「普通」
その言葉ほど私を悩ませるものはなかった。
小さな頃から入院生活ばかりで、学校の友達に「友達感」を覚えたことはない。
そんな私が、何の音も無い中で、どう人と「一列に交われ」というのか。
そんな調子だから勉学は疎かになり、いつしか
「5教科は、やりたいヤツがやれば良いもの」。
そんなトゲトゲしい解釈に変わっていった。
やがて私は高校生になる。
高校生と言っても、何の願いも叶わなかった進学先だった。
5教科は、やりたいヤツがやればいい。
この匙加減が仇となったのだ。
ただ、それは単なる強がりでしかなく、実際には中学生になっても私の体調が優れることはなく、毎日学校に登校することだけで精一杯。
通学は、命懸けに等しかったのだ。
静寂した体育館に教壇のマイク。
同級生はみな、ハンカチ片手に「蛍の光」を歌っていた。
けれど、私は歌わない。
一人。
心の中でそっと讃美歌を歌っていたからだ。
気がつかないようにしていたけれど、いつだって、私はそうやって。
ずっと一人ぼっちだったのだ。
そんな私に転機が訪れるのは、もう間もなくのこと。
何が転機か。
どう転機を迎えたのか。
それは、進学した高校の勉強が、ものすごく「楽勝」だったということだった。
この「楽勝」が意味するものは何かと言うと、
学生でありながら「自らの時間を自らの手で創り出せる」ということだった。
他の学校に進学していたなら、ついていくのに必死で無理な話だっただろう。
そうして私は、1つの道を選択する。
有数の進学校に進学しなければ、エリートになれないなんて誰が決めたのだろう。
考えたら、ほんの数年間かじった程度の5教科レベルで、将来が意とも簡単に左右される。
無情に線引きされる。
随分と可笑しな話だよ。
そんな人生あってたまるか!
そして私は、心を決める。
医者になろう。
私だからこそ出来ること。
ここを焦点にあてた答えが、医者だった。
音楽家という選択ではなかったことは意外かもしれないが、幼い頃から入院してきた私は、常に小さな子どもを目にしていた。

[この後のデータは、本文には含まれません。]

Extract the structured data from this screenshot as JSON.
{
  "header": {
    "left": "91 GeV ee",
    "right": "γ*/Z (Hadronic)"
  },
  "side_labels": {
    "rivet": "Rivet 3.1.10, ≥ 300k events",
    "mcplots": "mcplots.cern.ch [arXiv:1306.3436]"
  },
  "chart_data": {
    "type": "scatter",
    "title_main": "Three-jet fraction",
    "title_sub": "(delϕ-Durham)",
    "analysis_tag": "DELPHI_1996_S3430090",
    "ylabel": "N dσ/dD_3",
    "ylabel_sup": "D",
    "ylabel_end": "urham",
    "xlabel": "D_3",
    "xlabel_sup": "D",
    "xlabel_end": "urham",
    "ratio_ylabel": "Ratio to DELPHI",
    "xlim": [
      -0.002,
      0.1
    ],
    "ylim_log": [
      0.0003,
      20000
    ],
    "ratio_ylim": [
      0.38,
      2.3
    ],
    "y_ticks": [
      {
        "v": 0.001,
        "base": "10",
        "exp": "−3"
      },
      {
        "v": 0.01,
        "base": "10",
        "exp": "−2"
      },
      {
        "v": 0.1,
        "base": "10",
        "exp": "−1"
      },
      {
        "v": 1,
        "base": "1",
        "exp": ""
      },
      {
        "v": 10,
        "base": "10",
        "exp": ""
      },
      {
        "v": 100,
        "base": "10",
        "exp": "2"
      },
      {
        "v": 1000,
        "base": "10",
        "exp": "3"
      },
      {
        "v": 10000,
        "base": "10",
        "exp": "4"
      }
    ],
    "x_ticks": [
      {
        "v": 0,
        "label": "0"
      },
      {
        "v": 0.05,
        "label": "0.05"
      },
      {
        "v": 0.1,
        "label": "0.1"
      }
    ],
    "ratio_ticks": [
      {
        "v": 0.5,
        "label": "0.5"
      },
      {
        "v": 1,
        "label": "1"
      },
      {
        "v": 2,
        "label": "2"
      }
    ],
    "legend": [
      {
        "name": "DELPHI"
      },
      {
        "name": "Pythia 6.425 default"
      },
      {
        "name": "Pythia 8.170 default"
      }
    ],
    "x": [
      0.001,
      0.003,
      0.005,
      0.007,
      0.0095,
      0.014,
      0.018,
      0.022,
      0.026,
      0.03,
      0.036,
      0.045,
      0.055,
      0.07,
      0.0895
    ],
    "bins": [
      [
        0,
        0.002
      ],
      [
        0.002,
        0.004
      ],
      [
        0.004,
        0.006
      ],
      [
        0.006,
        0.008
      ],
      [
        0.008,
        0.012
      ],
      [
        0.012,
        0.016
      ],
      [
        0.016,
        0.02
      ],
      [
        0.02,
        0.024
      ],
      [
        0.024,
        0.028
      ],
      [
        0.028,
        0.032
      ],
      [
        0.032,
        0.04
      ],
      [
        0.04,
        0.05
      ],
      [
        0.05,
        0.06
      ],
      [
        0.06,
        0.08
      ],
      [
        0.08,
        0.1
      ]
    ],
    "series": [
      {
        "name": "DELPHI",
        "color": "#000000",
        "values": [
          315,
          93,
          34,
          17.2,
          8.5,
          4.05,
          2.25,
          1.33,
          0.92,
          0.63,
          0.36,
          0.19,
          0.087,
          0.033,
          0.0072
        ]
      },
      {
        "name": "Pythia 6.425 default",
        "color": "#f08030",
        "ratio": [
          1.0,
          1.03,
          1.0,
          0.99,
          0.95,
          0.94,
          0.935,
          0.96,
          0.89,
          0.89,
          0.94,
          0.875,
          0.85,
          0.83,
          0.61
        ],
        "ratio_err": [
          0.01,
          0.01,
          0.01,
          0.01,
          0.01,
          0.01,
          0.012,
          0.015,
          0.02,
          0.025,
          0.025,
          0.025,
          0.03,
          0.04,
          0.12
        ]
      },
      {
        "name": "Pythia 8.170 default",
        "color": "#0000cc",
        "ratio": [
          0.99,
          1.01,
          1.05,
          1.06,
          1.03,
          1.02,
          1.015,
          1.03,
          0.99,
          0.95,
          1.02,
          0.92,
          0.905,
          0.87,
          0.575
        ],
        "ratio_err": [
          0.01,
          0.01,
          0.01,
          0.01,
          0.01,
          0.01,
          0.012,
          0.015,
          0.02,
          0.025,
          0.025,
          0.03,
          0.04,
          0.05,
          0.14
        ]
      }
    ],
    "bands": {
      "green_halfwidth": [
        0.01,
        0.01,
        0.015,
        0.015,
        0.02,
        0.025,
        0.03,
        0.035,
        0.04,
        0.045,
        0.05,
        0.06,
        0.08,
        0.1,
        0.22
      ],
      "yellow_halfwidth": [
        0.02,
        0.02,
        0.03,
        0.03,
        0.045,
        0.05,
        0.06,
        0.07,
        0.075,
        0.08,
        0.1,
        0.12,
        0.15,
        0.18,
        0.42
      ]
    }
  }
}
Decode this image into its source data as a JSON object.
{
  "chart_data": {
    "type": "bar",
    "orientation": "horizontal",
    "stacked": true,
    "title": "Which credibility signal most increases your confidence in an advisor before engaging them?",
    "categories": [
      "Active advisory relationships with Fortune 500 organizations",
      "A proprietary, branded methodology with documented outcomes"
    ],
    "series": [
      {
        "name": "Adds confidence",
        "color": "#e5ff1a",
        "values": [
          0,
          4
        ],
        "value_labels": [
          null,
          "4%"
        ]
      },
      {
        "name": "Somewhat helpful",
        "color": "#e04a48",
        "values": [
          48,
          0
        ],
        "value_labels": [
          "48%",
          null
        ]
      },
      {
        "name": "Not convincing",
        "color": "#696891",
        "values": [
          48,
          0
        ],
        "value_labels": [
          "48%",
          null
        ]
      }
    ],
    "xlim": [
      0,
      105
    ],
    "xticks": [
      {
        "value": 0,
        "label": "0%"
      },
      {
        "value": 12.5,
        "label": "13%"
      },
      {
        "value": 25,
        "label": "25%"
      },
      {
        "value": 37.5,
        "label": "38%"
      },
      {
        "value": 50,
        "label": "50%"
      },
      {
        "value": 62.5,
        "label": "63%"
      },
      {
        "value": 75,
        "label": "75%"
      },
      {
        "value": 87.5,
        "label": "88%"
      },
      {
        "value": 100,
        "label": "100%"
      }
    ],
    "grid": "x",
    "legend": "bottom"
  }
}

皆さんが知っているのはテレビから流れる映像世界だけかもしれないが、私には、映像ではなく常に、目の前の世界だった。
小さな子どもが泣き叫びながら治療を受ける。
その現場は、あまりにも壮絶だった。
だから私は、入院をするといつも、食堂の脇にあるエレクトーンを弾き、「ぞうさん」「ちょうちょ」「7人のインディアン」「聖者の行進」「メリーさんのひつじ」などの童謡を歌い、集まってきた子どもたちに絵本を読んであげていた。
かける言葉は
「大丈夫」
「泣かなくても大丈夫」
だった。
もし。
私が大人になった時。
その担い手の一人になれたら、私自身もどんなに救われることだろう。
医の道に向かう理由は、そんな思いからだった。